Fernand Léger (1881 - 1955)
French painter and designer. After passing through various early influences he turned to Cubism in 1909. Although he is regarded as one of the major figures of the movement, he always stood somewhat apart from its central course: he disjointed forms but did not fragment them in the manner of Braque and Picasso, preferring bold tubular shapes (he was for a time known as a ‘tubist’). During the First World War he served as a sapper in the front line, then as a stretcher-bearer, and his experiences were ‘a complete revelation to me as a man and a painter’. They enlarged his outlook by bringing him into contact with people from different social classes and walks of life and also by underlining his feeling for the beauty of machinery. Henceforward he made it his ambition to create an art that would be accessible to all ranks of modern society.

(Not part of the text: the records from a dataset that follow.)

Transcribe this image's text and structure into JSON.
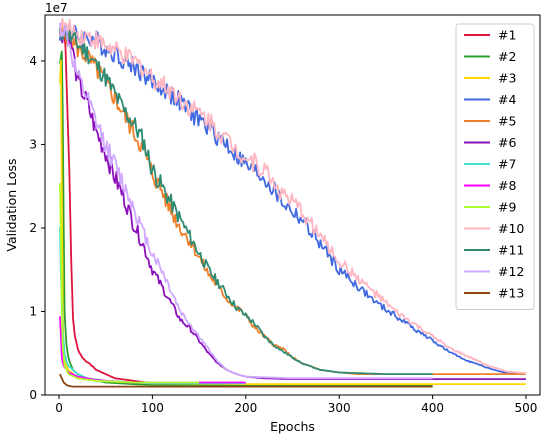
{
  "chart_data": {
    "type": "line",
    "xlabel": "Epochs",
    "ylabel": "Validation Loss",
    "y_offset_label": "1e7",
    "xlim": [
      -15,
      515
    ],
    "ylim": [
      0,
      4.55
    ],
    "y_scale_factor": 10000000,
    "xticks": [
      0,
      100,
      200,
      300,
      400,
      500
    ],
    "yticks": [
      0,
      1,
      2,
      3,
      4
    ],
    "legend_position": "top-right",
    "grid": false,
    "series": [
      {
        "name": "#1",
        "color": "#dc143c",
        "x": [
          1,
          3,
          5,
          7,
          9,
          11,
          13,
          15,
          17,
          20,
          25,
          30,
          40,
          60,
          80,
          100,
          150,
          200,
          300,
          400
        ],
        "y": [
          4.3,
          4.4,
          4.3,
          4.1,
          3.5,
          2.6,
          1.6,
          0.9,
          0.7,
          0.55,
          0.45,
          0.4,
          0.3,
          0.2,
          0.17,
          0.14,
          0.12,
          0.12,
          0.12,
          0.12
        ]
      },
      {
        "name": "#2",
        "color": "#2ca02c",
        "x": [
          1,
          3,
          4,
          5,
          6,
          8,
          10,
          12,
          15,
          20,
          30,
          50,
          80,
          100,
          150,
          200,
          300,
          400
        ],
        "y": [
          4.0,
          4.2,
          3.5,
          2.0,
          1.0,
          0.6,
          0.45,
          0.38,
          0.3,
          0.25,
          0.2,
          0.15,
          0.13,
          0.12,
          0.12,
          0.12,
          0.11,
          0.11
        ]
      },
      {
        "name": "#3",
        "color": "#ffd700",
        "x": [
          1,
          2,
          3,
          4,
          5,
          6,
          8,
          10,
          15,
          20,
          40,
          80,
          100,
          200,
          300,
          400,
          500
        ],
        "y": [
          3.8,
          3.9,
          2.5,
          1.0,
          0.6,
          0.45,
          0.35,
          0.3,
          0.25,
          0.2,
          0.17,
          0.15,
          0.14,
          0.13,
          0.13,
          0.13,
          0.13
        ]
      },
      {
        "name": "#4",
        "color": "#4169e1",
        "x": [
          1,
          5,
          10,
          20,
          30,
          40,
          50,
          60,
          70,
          80,
          90,
          100,
          120,
          140,
          160,
          180,
          200,
          220,
          240,
          260,
          280,
          300,
          320,
          340,
          360,
          380,
          400,
          420,
          440,
          460,
          480,
          500
        ],
        "y": [
          4.35,
          4.38,
          4.35,
          4.3,
          4.28,
          4.25,
          4.15,
          4.1,
          4.0,
          3.95,
          3.85,
          3.75,
          3.6,
          3.4,
          3.2,
          3.0,
          2.75,
          2.6,
          2.3,
          2.1,
          1.8,
          1.5,
          1.3,
          1.1,
          0.95,
          0.8,
          0.65,
          0.5,
          0.4,
          0.32,
          0.26,
          0.25
        ]
      },
      {
        "name": "#5",
        "color": "#f07f2b",
        "x": [
          1,
          5,
          10,
          20,
          30,
          40,
          50,
          60,
          70,
          80,
          90,
          100,
          110,
          120,
          130,
          140,
          150,
          160,
          170,
          180,
          190,
          200,
          210,
          220,
          230,
          240,
          250,
          260,
          280,
          300,
          320,
          350,
          400,
          450,
          500
        ],
        "y": [
          4.3,
          4.35,
          4.3,
          4.15,
          4.05,
          3.9,
          3.75,
          3.55,
          3.35,
          3.15,
          2.95,
          2.65,
          2.45,
          2.2,
          2.0,
          1.85,
          1.65,
          1.45,
          1.3,
          1.15,
          1.05,
          0.95,
          0.8,
          0.7,
          0.6,
          0.55,
          0.45,
          0.38,
          0.3,
          0.27,
          0.25,
          0.25,
          0.25,
          0.25,
          0.25
        ]
      },
      {
        "name": "#6",
        "color": "#8b0fba",
        "x": [
          1,
          5,
          10,
          15,
          20,
          30,
          40,
          50,
          60,
          70,
          80,
          90,
          100,
          110,
          120,
          130,
          140,
          150,
          160,
          170,
          180,
          190,
          200,
          220,
          250,
          300,
          400,
          500
        ],
        "y": [
          4.3,
          4.35,
          4.3,
          4.1,
          3.75,
          3.5,
          3.15,
          2.9,
          2.6,
          2.35,
          2.05,
          1.8,
          1.5,
          1.3,
          1.1,
          0.9,
          0.8,
          0.65,
          0.5,
          0.38,
          0.3,
          0.25,
          0.22,
          0.2,
          0.19,
          0.19,
          0.19,
          0.19
        ]
      },
      {
        "name": "#7",
        "color": "#40e0d0",
        "x": [
          1,
          2,
          4,
          6,
          8,
          10,
          15,
          20,
          30,
          50,
          80,
          100,
          150,
          200
        ],
        "y": [
          2.0,
          1.5,
          0.8,
          0.5,
          0.4,
          0.35,
          0.3,
          0.25,
          0.2,
          0.17,
          0.15,
          0.14,
          0.14,
          0.14
        ]
      },
      {
        "name": "#8",
        "color": "#ff00ff",
        "x": [
          1,
          2,
          3,
          5,
          8,
          10,
          20,
          40,
          60,
          80,
          100,
          150,
          200
        ],
        "y": [
          0.95,
          0.7,
          0.45,
          0.35,
          0.3,
          0.27,
          0.22,
          0.18,
          0.16,
          0.15,
          0.15,
          0.15,
          0.15
        ]
      },
      {
        "name": "#9",
        "color": "#adff2f",
        "x": [
          1,
          2,
          3,
          4,
          5,
          6,
          8,
          10,
          20,
          40,
          80,
          100,
          150
        ],
        "y": [
          2.6,
          1.8,
          1.0,
          0.6,
          0.45,
          0.35,
          0.3,
          0.25,
          0.2,
          0.17,
          0.15,
          0.15,
          0.15
        ]
      },
      {
        "name": "#10",
        "color": "#ffb6c1",
        "x": [
          1,
          5,
          10,
          20,
          30,
          40,
          50,
          60,
          70,
          80,
          90,
          100,
          120,
          140,
          160,
          180,
          200,
          220,
          240,
          260,
          280,
          300,
          320,
          340,
          360,
          380,
          400,
          420,
          440,
          460,
          480,
          500
        ],
        "y": [
          4.4,
          4.42,
          4.38,
          4.32,
          4.3,
          4.25,
          4.18,
          4.12,
          4.05,
          4.0,
          3.92,
          3.8,
          3.65,
          3.45,
          3.3,
          3.05,
          2.85,
          2.7,
          2.4,
          2.2,
          1.9,
          1.6,
          1.4,
          1.2,
          1.0,
          0.85,
          0.7,
          0.55,
          0.45,
          0.35,
          0.28,
          0.26
        ]
      },
      {
        "name": "#11",
        "color": "#2e8b74",
        "x": [
          1,
          5,
          10,
          20,
          30,
          40,
          50,
          60,
          70,
          80,
          90,
          100,
          110,
          120,
          130,
          140,
          150,
          160,
          170,
          180,
          190,
          200,
          210,
          220,
          230,
          240,
          250,
          260,
          280,
          300,
          350,
          400
        ],
        "y": [
          4.3,
          4.38,
          4.3,
          4.2,
          4.1,
          3.95,
          3.8,
          3.6,
          3.4,
          3.25,
          3.05,
          2.7,
          2.5,
          2.3,
          2.1,
          1.9,
          1.7,
          1.5,
          1.35,
          1.2,
          1.05,
          0.95,
          0.85,
          0.7,
          0.6,
          0.52,
          0.45,
          0.38,
          0.3,
          0.27,
          0.25,
          0.25
        ]
      },
      {
        "name": "#12",
        "color": "#cfa8ff",
        "x": [
          1,
          5,
          10,
          15,
          20,
          30,
          40,
          50,
          60,
          70,
          80,
          90,
          100,
          110,
          120,
          130,
          140,
          150,
          160,
          170,
          180,
          190,
          200,
          250,
          300,
          400
        ],
        "y": [
          4.4,
          4.38,
          4.25,
          4.0,
          3.8,
          3.55,
          3.25,
          3.0,
          2.75,
          2.5,
          2.25,
          1.95,
          1.7,
          1.5,
          1.25,
          1.0,
          0.85,
          0.7,
          0.55,
          0.4,
          0.3,
          0.25,
          0.22,
          0.2,
          0.2,
          0.2
        ]
      },
      {
        "name": "#13",
        "color": "#8b4513",
        "x": [
          1,
          3,
          5,
          8,
          10,
          15,
          20,
          30,
          50,
          80,
          100,
          150,
          200,
          300,
          400
        ],
        "y": [
          0.25,
          0.2,
          0.15,
          0.12,
          0.11,
          0.1,
          0.1,
          0.1,
          0.1,
          0.1,
          0.1,
          0.1,
          0.1,
          0.1,
          0.1
        ]
      }
    ]
  }
}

After being gassed, Léger spent more than a year in hospital and was discharged in 1917. During the next few years, his work showed a fascination with machine-like forms, and even his human figures were depicted as almost robot-like beings (The City, 1919, Philadelphia Mus. of Art). In 1920 he met Le Corbusier and Ozenfant, who shared his interest in a machine aesthetic, and in the mid-1920s his work became flatter and more stylized, in line with their Purist style. He used bold, poster-like contrasts of form and colour, with strong black outlines and extensive areas of flat, uniform colour. In the interwar years he expanded his range beyond easel painting with murals (sometimes completely abstract) and designs for the theatre and cinema. He was also busy as a teacher and travelled extensively, making three visits to the USA in the 1930s. The contacts that he made during these visits stood him in good stead when he lived in America during the Second World War.
Léger's work of the war years included pictures of acrobats, cyclists, and musicians, and after his return to France in 1945 he concentrated on the human figure rather than the machine. He joined the French Communist Party soon after his return and favoured proletarian subjects. Some of his pictures in this vein are very big, notably The Great Parade (1954, Guggenheim Mus., New York), and in his later career he also worked a good deal on large decorative commissions, including stained-glass windows and tapestries for the church at Audincourt (1951) and a glass mosaic for the University of Caracas (1954). Many honours came to him late in life, notably the Grand Prix at the 1955 São Paulo Bienal. Shortly before his death he bought a large house at Biot, a village between Cannes and Nice, and his widow built a museum of his work here, opened in 1960.
In the catalogue of the exhibition ‘Léger and Purist Paris’ (Tate Gallery, London, 1970), John Golding wrote of Léger: ‘No other major twentieth-century artist was to react to, and to reflect, such a wide range of artistic currents and movements. Fauvism, Cubism, Futurism, Purism, Neo-Plasticism, Surrealism, Neoclassicism, Social Realism, his art experienced them all. And yet he was to remain supremely independent as an artistic personality.’ However, despite Léger's centrality in modern art, Edward Lucie-Smith thinks that he ‘still ranks as an under-appreciated artist, one who is on the whole more respected than loved. His work has a deliberate harshness which repels many spectators’ (Lives of the Great Twentieth Century Artists, 1986). Certainly he never achieved the popularity with ordinary working-class people that he aimed for.